Content-Transfer-Encoding: 7bit
Return-path: <linux-scsi-owner@vger.kernel.org>
Received: from bedivere.hansenpartnership.com ([66.63.167.143]:48574 "EHLO
	bedivere.hansenpartnership.com" rhost-flags-OK-OK-OK-OK)
	by vger.kernel.org with ESMTP id S1751500AbaBFQ5A (ORCPT
	<rfc822;linux-scsi@vger.kernel.org>); Thu, 6 Feb 2014 11:57:00 -0500
In-Reply-To: <20140205124021.286457268@bombadil.infradead.org>
Sender: linux-scsi-owner@vger.kernel.org
List-Id: linux-scsi@vger.kernel.org
To: Christoph Hellwig <hch@infradead.org>
Cc: Jens Axboe <axboe@kernel.dk>, Nicholas Bellinger <nab@linux-iscsi.org>, linux-scsi@vger.kernel.org


On Wed, 2014-02-05 at 04:39 -0800, Christoph Hellwig wrote:
> Prepare for not taking a host-wide lock in the dispatch path by pushing
> the lock down into the places that actually need it.  Note that this
> patch is just a preparation step, as it will actually increase lock
> roundtrips and thus decrease performance on its own.

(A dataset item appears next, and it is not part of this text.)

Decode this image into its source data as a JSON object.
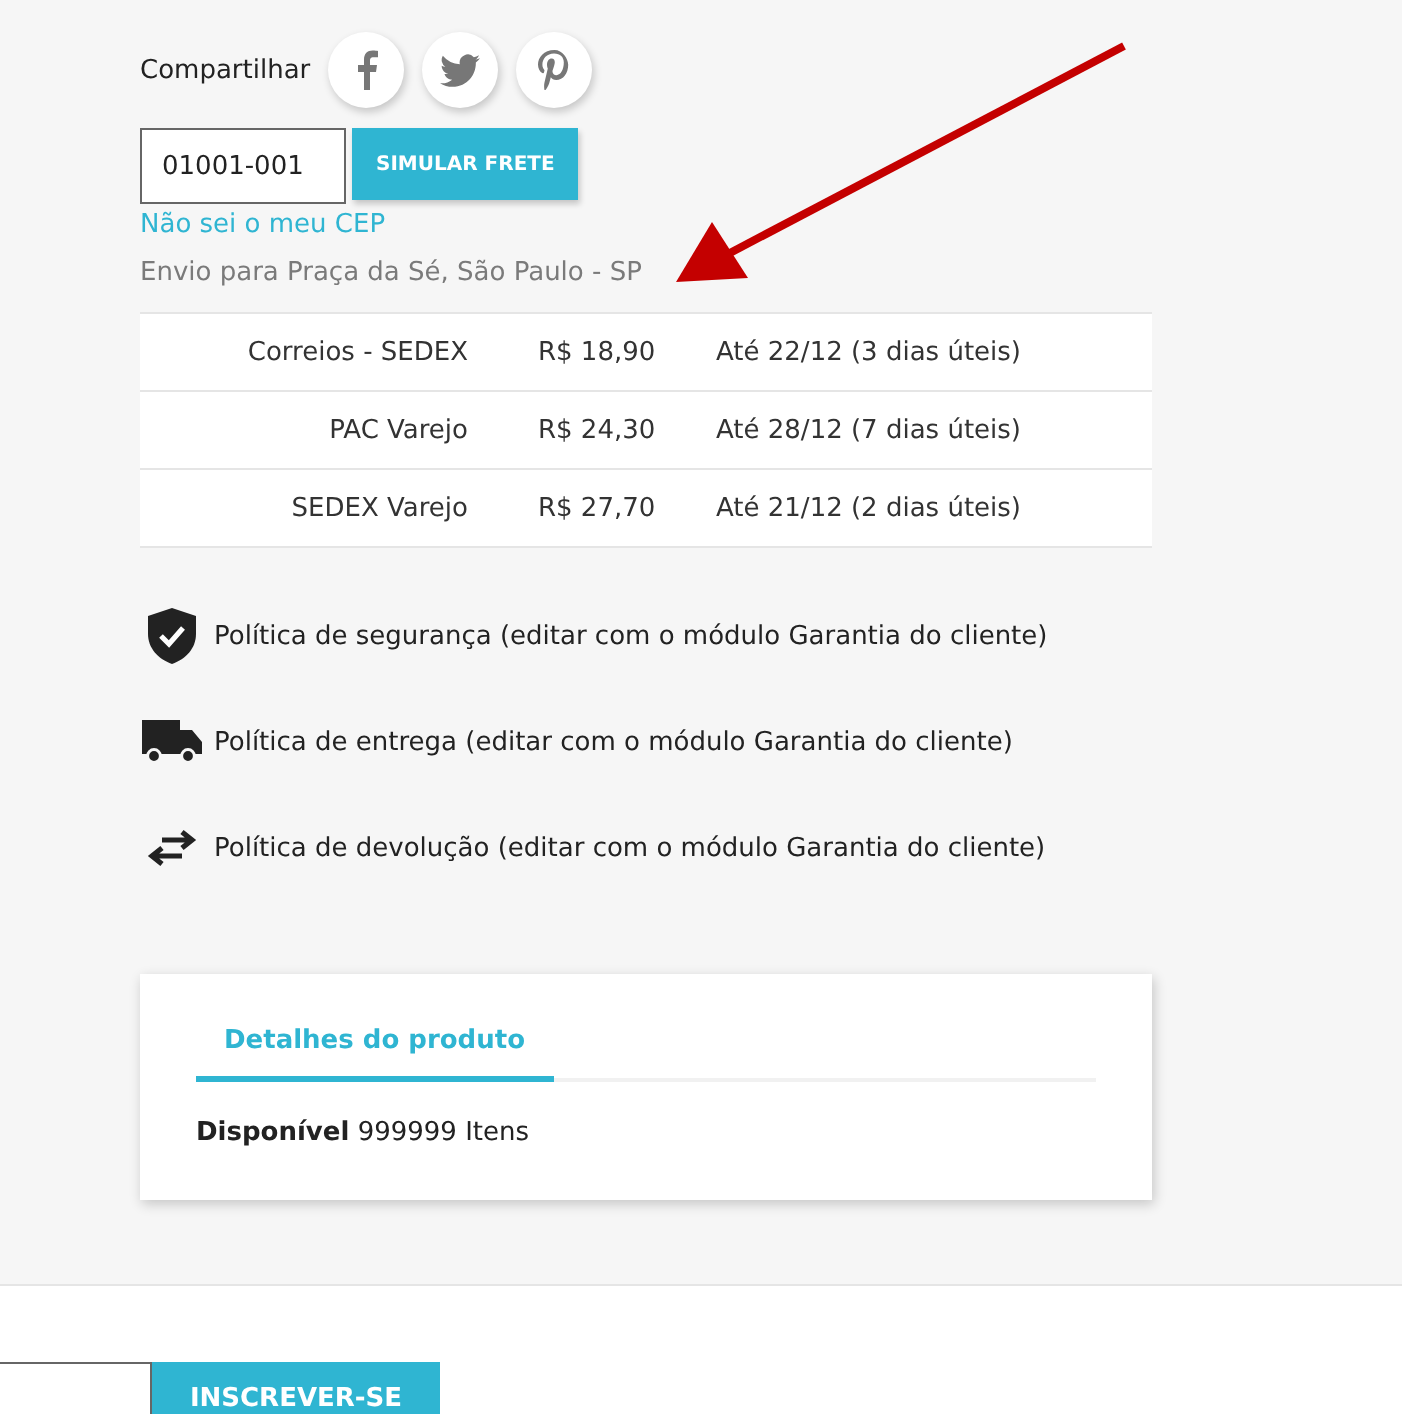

I'm not really convinced by the rest of the series.  I think patches
4,8,9,10,11,12 (lock elimination from fast path and get/put reduction)
are where the improvements are at and they mostly look ready to apply
modulo some author and signoff fixes.

I'm dubious about replacing a locked set of checks and increments with
atomics for the simple reason that atomics are pretty expensive on
non-x86, so you've likely slowed the critical path down for them.  Even
on x86, atomics can be very expensive because of the global bus lock.  I
think about three of them in a row is where you might as well stick with
the lock.

Could you benchmark this lot and show what the actual improvement is
just for this series, if any?

I also think we should be getting more utility out of threading
guarantees.  So, if there's only one thread active per device we don't
need any device counters to be atomic.  Likewise, u32 read/write is an
atomic operation, so we might be able to use sloppy counters for the
target and host stuff (one per CPU that are incremented/decremented on
that CPU ... this will only work using CPU locality ... completion on
same CPU but that seems to be an element of a lot of stuff nowadays).

I'm not saying this will all pan out, but I am saying I don't think just
making all the counters atomic to reduce locking will buy us a huge
amount, so I'd appreciate careful benchmarking to confirm or invalidate
this hypothesis first.

James